Drawing on opinion polls published in the three weeks since Kwarsi Kwarteng’s mini budget, politics.co.uk’s latest Westminster model provides a graphic illustration of how the Conservatives would be decimated in any election held today.
Labour would win a general election with a working majority of 84 seats. The Conservatives would lose 234 of their current MPs.
14 sitting cabinet ministers would lose their seats at Westminster, including the new Chancellor, Jeremy Hunt, deputy prime minister Therese Coffey, and leadership contender Penny Mordaunt.
During the first three weeks of the Truss premiership, the Labour party’s opinion poll lead grew to 11%. The party was already on course to win seats in parts of the country where it had always been a distant spectator. These included both Bournemouth constituencies in Dorset, Macclesfield in Cheshire, and Bromley and Chiselhurst in south east London.
However, following the mini budget in late September, the situation has become even more dramatic for the Conservatives.
With the Labour poll lead in October trending at 25.45%, the party would now gain Huntingdon, once the safest Conservative seat in England and formerly represented at Westminster by the then prime minister, John Major.
Based on the 2019 election boundaries, it would also gain the Isle of Wight. This part of the English Channel has never previously been represented by Labour at Westminster.

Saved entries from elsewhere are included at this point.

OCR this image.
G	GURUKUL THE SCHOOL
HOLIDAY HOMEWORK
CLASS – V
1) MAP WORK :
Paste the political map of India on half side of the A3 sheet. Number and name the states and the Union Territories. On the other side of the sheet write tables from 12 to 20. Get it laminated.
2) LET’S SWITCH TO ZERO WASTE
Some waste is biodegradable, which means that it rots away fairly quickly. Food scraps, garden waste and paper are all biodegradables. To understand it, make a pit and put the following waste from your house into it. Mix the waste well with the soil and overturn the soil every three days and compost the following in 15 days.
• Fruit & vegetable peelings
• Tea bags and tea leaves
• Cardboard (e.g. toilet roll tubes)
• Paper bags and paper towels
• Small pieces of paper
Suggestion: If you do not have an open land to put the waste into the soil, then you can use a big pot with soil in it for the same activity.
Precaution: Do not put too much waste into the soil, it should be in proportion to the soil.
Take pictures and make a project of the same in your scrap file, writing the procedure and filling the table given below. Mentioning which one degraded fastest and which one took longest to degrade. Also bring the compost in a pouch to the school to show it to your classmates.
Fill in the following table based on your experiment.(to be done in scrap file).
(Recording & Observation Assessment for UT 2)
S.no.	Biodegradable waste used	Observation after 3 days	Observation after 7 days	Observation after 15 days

Labour Party would even seize Epsom and Ewell from the Conservatives, famous for the annual Epsom Derby horse race. Average house prices in this part of Surrey are some £553,452, twice the national average.
The current polling showcases the staggering transition in British politics that has occurred over the course of the last 12 months. At this point last year, Boris Johnson enjoyed a 5% opinion poll lead over Labour.